La restriction de la liberté de l’information en Serbie n’est certes pas complètement une nouveauté. Ainsi, pendant la guerre du Kosovo dans les années 90, l’accès à l’information était déjà très restreint, les journalistes étrangers étant arrêtés, interrogés et expulsés, et les autorités tentaient de limiter la circulation des images. Néanmoins, l’état de la liberté de la presse s’est considérablement détériorée depuis plusieurs années. Ainsi, alors que la Serbie arrivait à la 63e place du classement de Reporters Sans Frontière en 2013 (sur 180 pays), elle a chuté dans le classement pour arriver 90e en 2019. Dans son rapport de 2019 sur la Serbie, remis dans le cadre de la politique d’élargissement de l’UE, la Commission européenne indique que peu de progrès ont été accompli sur la période couverte par le rapport, et que l’on compte de nombreux cas de menaces, d’intimidation et de violence envers des journalistes serbes. Ainsi en 2019, le domicile du journaliste d’investigation Milan Jovanovic a été incendié alors qu’il enquêtait sur des affaires de corruption. Ces affaires peinent encore à recevoir le traitement juridique approprié, en dépit du Mémorandum d’accord sur la création d’une plateforme en ligne de protection des journalistes – qui permet de signaler ce genre d’attaques –, signé en 2016 par le Conseil de l’Europe dont la Serbie est un État membre. En outre, le financement des médias et l’influence politique et économique sur le milieu journalistique manquent encore de transparence depuis la privatisation des médias de l’ancien régime communiste – ainsi des fonds publics se sont trouvés alloués à des médias pro-gouvernementaux tandis que des médias d’opposition ont été forcés à la fermeture suite à des inspections financières. Enfin, les organismes publics refusent fréquemment de diffuser des informations rentrant pourtant dans le cadre de la Loi de libre accès aux informations d’importance publique.

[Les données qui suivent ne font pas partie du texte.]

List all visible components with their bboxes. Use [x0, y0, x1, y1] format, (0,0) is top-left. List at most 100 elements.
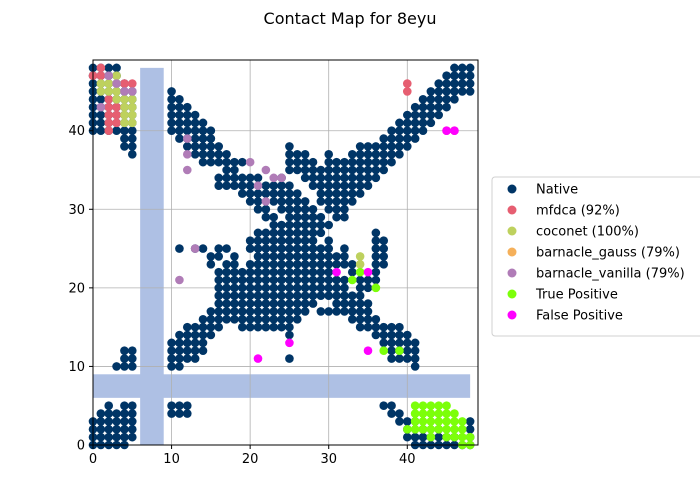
data-point	[371, 173, 381, 183]
data-point	[363, 322, 373, 332]
data-point	[214, 149, 224, 159]
data-point	[395, 330, 404, 340]
data-point	[285, 307, 294, 316]
data-point	[269, 283, 279, 293]
data-point	[332, 283, 341, 293]
data-point	[387, 354, 396, 363]
data-point	[442, 79, 451, 88]
data-point	[127, 87, 137, 96]
data-point	[182, 409, 192, 418]
data-point	[363, 267, 373, 277]
data-point	[442, 126, 451, 136]
data-point	[347, 157, 357, 167]
data-point	[332, 173, 341, 183]
data-point	[182, 118, 192, 128]
data-point	[355, 283, 365, 293]
data-point	[450, 63, 459, 73]
data-point	[277, 181, 286, 191]
data-point	[324, 236, 334, 246]
data-point	[418, 401, 428, 411]
data-point	[324, 252, 334, 261]
data-point	[190, 118, 200, 128]
data-point	[285, 299, 294, 308]
data-point	[332, 212, 341, 222]
data-point	[222, 291, 231, 301]
data-point	[379, 330, 389, 340]
data-point	[175, 94, 184, 104]
data-point	[300, 204, 310, 214]
data-point	[292, 299, 302, 308]
data-point	[253, 181, 263, 191]
data-point	[190, 322, 200, 332]
data-point	[324, 307, 334, 316]
data-point	[410, 409, 420, 418]
data-point	[308, 267, 318, 277]
data-point	[253, 173, 263, 183]
data-point	[450, 424, 459, 434]
data-point	[120, 424, 129, 434]
data-point	[190, 149, 200, 159]
data-point	[355, 142, 365, 151]
data-point	[175, 244, 184, 253]
data-point	[104, 118, 114, 128]
data-point	[402, 432, 412, 442]
data-point	[269, 252, 279, 261]
data-point	[395, 409, 404, 418]
data-point	[245, 259, 255, 269]
data-point	[245, 173, 255, 183]
x-tick-label: 20	[242, 452, 259, 467]
data-point	[253, 354, 263, 363]
data-point	[340, 299, 349, 308]
data-point	[426, 432, 436, 442]
legend-label: True Positive	[535, 288, 618, 303]
data-point	[175, 118, 184, 128]
data-point	[418, 126, 428, 136]
data-point	[198, 314, 208, 324]
data-point	[269, 244, 279, 253]
data-point	[387, 346, 396, 356]
data-point	[457, 417, 467, 426]
data-point	[214, 244, 224, 253]
y-tick-label: 40	[68, 124, 85, 139]
data-point	[300, 299, 310, 308]
data-point	[96, 110, 106, 120]
data-point	[285, 181, 294, 191]
data-point	[96, 87, 106, 96]
data-point	[269, 322, 279, 332]
data-point	[285, 291, 294, 301]
data-point	[104, 432, 114, 442]
data-point	[442, 87, 451, 96]
data-point	[127, 409, 137, 418]
legend-label: False Positive	[536, 309, 623, 324]
data-point	[198, 330, 208, 340]
data-point	[442, 401, 451, 411]
data-point	[167, 362, 176, 371]
legend: Native mfdca (92%) coconet (100%) barnacle_…	[491, 176, 700, 337]
data-point	[222, 275, 231, 285]
data-point	[277, 267, 286, 277]
data-point	[277, 173, 286, 183]
data-point	[379, 165, 389, 175]
data-point	[347, 149, 357, 159]
plot-frame	[92, 59, 479, 446]
data-point	[465, 63, 475, 73]
data-point	[230, 299, 239, 308]
data-point	[308, 252, 318, 261]
data-point	[198, 346, 208, 356]
data-point	[230, 181, 239, 191]
data-point	[96, 71, 106, 81]
data-point	[112, 424, 121, 434]
data-point	[340, 165, 349, 175]
data-point	[387, 338, 396, 348]
horizontal-band	[93, 374, 471, 398]
data-point	[167, 87, 176, 96]
data-point	[190, 126, 200, 136]
data-point	[332, 181, 341, 191]
data-point	[465, 87, 475, 96]
data-point	[277, 322, 286, 332]
data-point	[206, 252, 216, 261]
data-point	[379, 259, 389, 269]
data-point	[277, 236, 286, 246]
data-point	[340, 181, 349, 191]
data-point	[175, 362, 184, 371]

Les associations tirent depuis longtemps la sonnette d’alarme sur la situation des journalistes en Serbie. En 2018, Transparency International alertait sur le cas de la Serbie, dont l’indice de corruption chutait à 38/100 (à titre de comparaison, les pays les mieux classés, situés en Europe de l’Ouest et du Nord, réalisent des scores entre 70 et 90), et qui préparait en 2018 une loi facilitant la rétention d’informations pour les organismes publics. En 2019, le secrétaire général de Reporters Sans Frontières rencontrait le président Aleksandar Vucic, mais les résultats continuent de se faire attendre.

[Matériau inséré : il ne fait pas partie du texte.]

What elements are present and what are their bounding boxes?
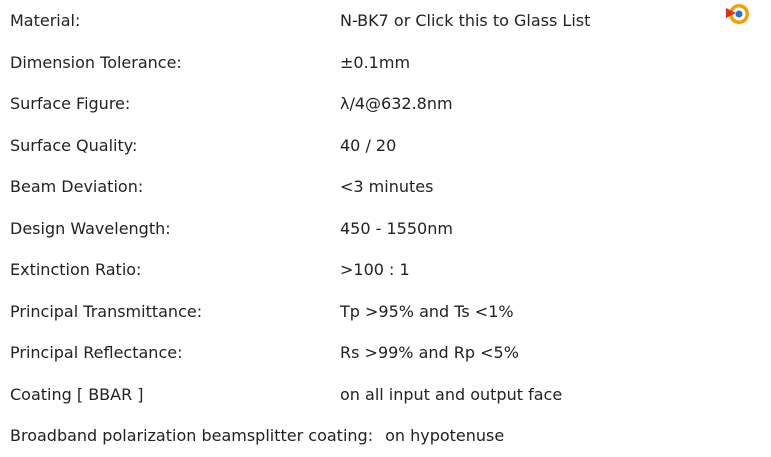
spec-row: Principal Reflectance: Rs >99% and Rp <5% xyxy=(10,332,590,374)
spec-list: Material: N-BK7 or Click this to Glass Li… xyxy=(10,0,590,457)
spec-row: Surface Quality: 40 / 20 xyxy=(10,125,590,167)
spec-label: Coating [ BBAR ] xyxy=(10,384,144,404)
spec-value: on all input and output face xyxy=(340,384,563,404)
spec-label: Beam Deviation: xyxy=(10,177,144,196)
spec-row: Coating [ BBAR ] on all input and output … xyxy=(10,374,590,416)
spec-value: >100 : 1 xyxy=(340,260,410,279)
spec-value: λ/4@632.8nm xyxy=(340,94,453,113)
spec-value: 40 / 20 xyxy=(340,135,397,155)
glass-list-icon[interactable] xyxy=(724,1,752,27)
spec-label: Dimension Tolerance: xyxy=(10,52,182,72)
spec-label: Principal Transmittance: xyxy=(10,301,203,321)
spec-value: on hypotenuse xyxy=(385,426,505,445)
spec-row: Broadband polarization beamsplitter coat… xyxy=(10,415,590,457)
spec-label: Material: xyxy=(10,11,81,30)
spec-row: Extinction Ratio: >100 : 1 xyxy=(10,249,590,291)
spec-value: <3 minutes xyxy=(340,177,434,196)
spec-label: Principal Reflectance: xyxy=(10,343,183,362)
spec-label: Design Wavelength: xyxy=(10,218,171,238)
spec-row: Beam Deviation: <3 minutes xyxy=(10,166,590,208)
spec-value[interactable]: N-BK7 or Click this to Glass List xyxy=(340,11,591,30)
spec-row: Dimension Tolerance: ±0.1mm xyxy=(10,42,590,84)
spec-row: Principal Transmittance: Tp >95% and Ts <… xyxy=(10,291,590,333)
spec-label: Surface Quality: xyxy=(10,135,138,155)
spec-row: Surface Figure: λ/4@632.8nm xyxy=(10,83,590,125)
spec-value: Tp >95% and Ts <1% xyxy=(340,301,514,321)
spec-value: ±0.1mm xyxy=(340,52,411,72)
spec-label: Broadband polarization beamsplitter coat… xyxy=(10,426,374,445)
spec-value: Rs >99% and Rp <5% xyxy=(340,343,519,362)
spec-row: Material: N-BK7 or Click this to Glass Li… xyxy=(10,0,590,42)
spec-row: Design Wavelength: 450 - 1550nm xyxy=(10,208,590,250)
spec-label: Extinction Ratio: xyxy=(10,260,142,279)
spec-label: Surface Figure: xyxy=(10,94,131,113)
spec-value: 450 - 1550nm xyxy=(340,218,453,238)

La « maladie » des Balkans ?
De manière générale, la Serbie semble refléter une tendance inquiétante dans les Balkans, où les agressions, cyberattaques, tentatives d’intimidation, etc., contre les journalistes, surtout contre les journalistes d’investigation enquêtant sur des affaires de corruption ou allant à l’encontre des intérêts de l’État, sont en hausse. Ainsi le Kosovo, région dont la Serbie ne reconnaît pas l’indépendance, ne se classe que 75e en 2019. Même si la Serbie est le pays de la région ayant le plus lourdement chuté dans le classement ces dernières années, la situation ne s’améliore pas non plus chez ses voisins : le Monténégro, l’Albanie, la Moldavie, la Bulgarie stagnent tous entre la 110ème et la 80ème place du classement.

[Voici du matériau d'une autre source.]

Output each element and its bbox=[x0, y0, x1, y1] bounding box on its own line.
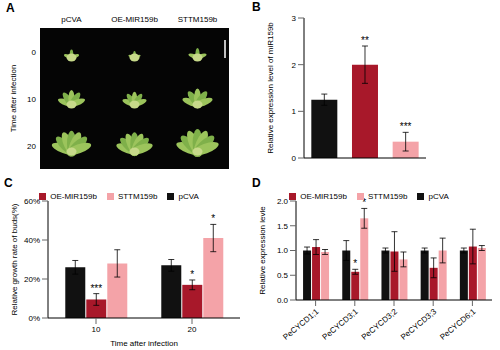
svg-text:1.0: 1.0 bbox=[277, 246, 289, 255]
svg-text:10: 10 bbox=[27, 95, 36, 104]
svg-text:PeCYCD1;1: PeCYCD1;1 bbox=[281, 307, 321, 342]
svg-text:1: 1 bbox=[292, 107, 297, 116]
svg-text:*: * bbox=[353, 258, 357, 269]
svg-text:Relative growth rate of buds(%: Relative growth rate of buds(%) bbox=[10, 203, 19, 315]
svg-text:Time after infection: Time after infection bbox=[9, 65, 18, 133]
svg-text:*: * bbox=[362, 197, 366, 208]
svg-text:10: 10 bbox=[92, 325, 101, 334]
html-text:C: C bbox=[4, 176, 13, 190]
svg-text:***: *** bbox=[90, 283, 102, 294]
html-text:STTM159b: STTM159b bbox=[367, 192, 408, 201]
svg-text:1.5: 1.5 bbox=[277, 222, 289, 231]
html-text:pCVA: pCVA bbox=[178, 192, 199, 201]
svg-text:***: *** bbox=[400, 121, 412, 132]
svg-text:20: 20 bbox=[188, 325, 197, 334]
svg-text:3: 3 bbox=[292, 14, 297, 23]
svg-text:A: A bbox=[6, 1, 15, 15]
svg-text:60%: 60% bbox=[24, 197, 40, 206]
svg-text:0.5: 0.5 bbox=[277, 271, 289, 280]
svg-text:20%: 20% bbox=[24, 275, 40, 284]
svg-text:pCVA: pCVA bbox=[61, 15, 82, 24]
svg-text:PeCYCD6;1: PeCYCD6;1 bbox=[438, 307, 478, 342]
html-text:STTM159b: STTM159b bbox=[117, 192, 158, 201]
svg-text:*: * bbox=[190, 269, 194, 280]
html-text:OE-MIR159b: OE-MIR159b bbox=[50, 192, 97, 201]
svg-text:STTM159b: STTM159b bbox=[178, 15, 218, 24]
svg-text:Relative expression level of m: Relative expression level of miR159b bbox=[266, 22, 275, 154]
svg-text:0: 0 bbox=[32, 48, 37, 57]
svg-text:Relative expression levle: Relative expression levle bbox=[258, 206, 267, 295]
svg-text:Time after infection: Time after infection bbox=[110, 339, 178, 348]
html-text:B: B bbox=[252, 0, 261, 14]
svg-text:*: * bbox=[211, 213, 215, 224]
svg-text:PeCYCD3;3: PeCYCD3;3 bbox=[399, 307, 439, 342]
svg-text:0: 0 bbox=[292, 154, 297, 163]
svg-text:2: 2 bbox=[292, 61, 297, 70]
svg-text:20: 20 bbox=[27, 142, 36, 151]
html-text:OE-MIR159b: OE-MIR159b bbox=[300, 192, 347, 201]
svg-text:OE-MIR159b: OE-MIR159b bbox=[111, 15, 158, 24]
svg-text:2.0: 2.0 bbox=[277, 197, 289, 206]
svg-text:0.0: 0.0 bbox=[277, 296, 289, 305]
svg-text:**: ** bbox=[361, 35, 369, 46]
svg-text:PeCYCD3;2: PeCYCD3;2 bbox=[360, 307, 400, 342]
svg-text:40%: 40% bbox=[24, 236, 40, 245]
svg-text:0%: 0% bbox=[28, 314, 40, 323]
svg-text:PeCYCD3;1: PeCYCD3;1 bbox=[321, 307, 361, 342]
html-text:D: D bbox=[252, 176, 261, 190]
html-text:pCVA: pCVA bbox=[428, 192, 449, 201]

Comme le montre le rapport de la Commission Européenne déjà cité, le manque de progrès, voire la régression de la Serbie dans ce domaine constitue l’un des freins à sa candidature à l’Union Européenne. Il est probable que cet état de fait pourrait continuer à y faire obstacle, et ce d’autant plus du fait de la proximité géographique de la Serbie avec d’autres États membres de l’UE dans les Balkans (Bulgarie) ou d’Europe centrale et orientale (Pologne, Hongrie) où les libertés fondamentales sont également menacées en attestent les procédures lancées par la Commission européenne.